Chega o verão e ele vai pedir um tempo pra ela, como fez nos quatro ou três anos anteriores. A peça fica nas horas que antecedem esse “pedido de tempo”. Está decidido: ele vai sim fazer isso. E, desde o primeiro minuto, sabemos que ela não vai gostar disso. Ou seja, do início até o fim, a diversão fica no trato deste gostar ou não gostar. E há diversão: grande na primeira meia hora, menor no resto do espetáculo. No fim, vi gente piscando na platéia. Juro!

Mesmo que tudo seja bom, sem história que sustente, é meio difícil de segurar a atenção. Fazer piadas de Grêmio x Inter, colocar o público no meio da relação, pedir que cantemos “Parabéns a você” nada mais é do que tentativas de nos acordar do marasmo. O que é uma pena, considerando o fato de que se trata de uma comédia de costumes muito bem produzida.
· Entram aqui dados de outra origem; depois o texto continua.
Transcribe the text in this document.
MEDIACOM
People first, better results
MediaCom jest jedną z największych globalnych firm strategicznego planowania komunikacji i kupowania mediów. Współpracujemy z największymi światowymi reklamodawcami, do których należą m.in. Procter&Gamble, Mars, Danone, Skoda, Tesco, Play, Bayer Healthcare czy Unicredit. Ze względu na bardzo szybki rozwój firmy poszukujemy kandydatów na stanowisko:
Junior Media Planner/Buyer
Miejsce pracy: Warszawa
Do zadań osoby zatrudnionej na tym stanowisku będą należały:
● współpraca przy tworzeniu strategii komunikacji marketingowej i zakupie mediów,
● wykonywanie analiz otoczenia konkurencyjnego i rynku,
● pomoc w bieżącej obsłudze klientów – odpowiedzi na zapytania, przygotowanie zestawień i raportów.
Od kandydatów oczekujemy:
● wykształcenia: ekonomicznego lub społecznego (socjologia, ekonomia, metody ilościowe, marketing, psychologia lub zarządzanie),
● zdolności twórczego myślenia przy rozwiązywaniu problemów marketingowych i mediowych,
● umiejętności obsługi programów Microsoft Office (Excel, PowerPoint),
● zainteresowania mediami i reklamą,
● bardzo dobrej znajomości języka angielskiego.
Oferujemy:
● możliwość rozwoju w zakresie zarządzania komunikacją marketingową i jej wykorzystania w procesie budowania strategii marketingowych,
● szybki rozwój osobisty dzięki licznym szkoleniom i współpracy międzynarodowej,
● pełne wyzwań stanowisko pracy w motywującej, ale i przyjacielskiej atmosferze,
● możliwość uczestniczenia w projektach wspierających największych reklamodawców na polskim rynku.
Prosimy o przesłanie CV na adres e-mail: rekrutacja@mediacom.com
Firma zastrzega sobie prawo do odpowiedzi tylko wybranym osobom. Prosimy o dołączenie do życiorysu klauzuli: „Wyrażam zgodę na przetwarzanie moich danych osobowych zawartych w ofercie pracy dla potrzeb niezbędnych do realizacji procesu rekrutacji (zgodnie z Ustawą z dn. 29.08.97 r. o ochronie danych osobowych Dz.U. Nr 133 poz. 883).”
Vamos para o verão viver a vida. Valquíria ficará em Porto Alegre. A gente gosta dela: talvez, um dia, iremos casar com ela. Mas somos jovens e... Por melhor que ela seja, por mais que seja nossa alma gêmea, ela não nos enlouquece.

4 Comentários:

Marcelo Adams disse...

Assisti a essa peça há alguns anos, quando estreou, na Cia. de Arte. Fui por convite do Pedro, um dos responsáveis por eu ter começado a fazer teatro. Em 1993, frequentei uma oficina que ele ministrava na Academia Stylo. Daí, saiu o primeiro convite para uma temporada de espetáculo, no mesmo ano. Apesar dos oportunismos dessas peças "de casal" ou "de sexo", como eu chamo, o Pedro tem uma coloquialidade interessante nos diálogos, que poderia ser empregada em textos com maior relevância. Mas há espaço para todos.

Rodrigo Monteiro disse...

Eu fiz a mesma oficina do Pedro em 95!!!!

Marcelo Adams disse...

Olha só Rodrigo! Em algum lugar se começa, não é?

Anônimo disse...

Pois Pedro Delgado e um otimo escritor e ator.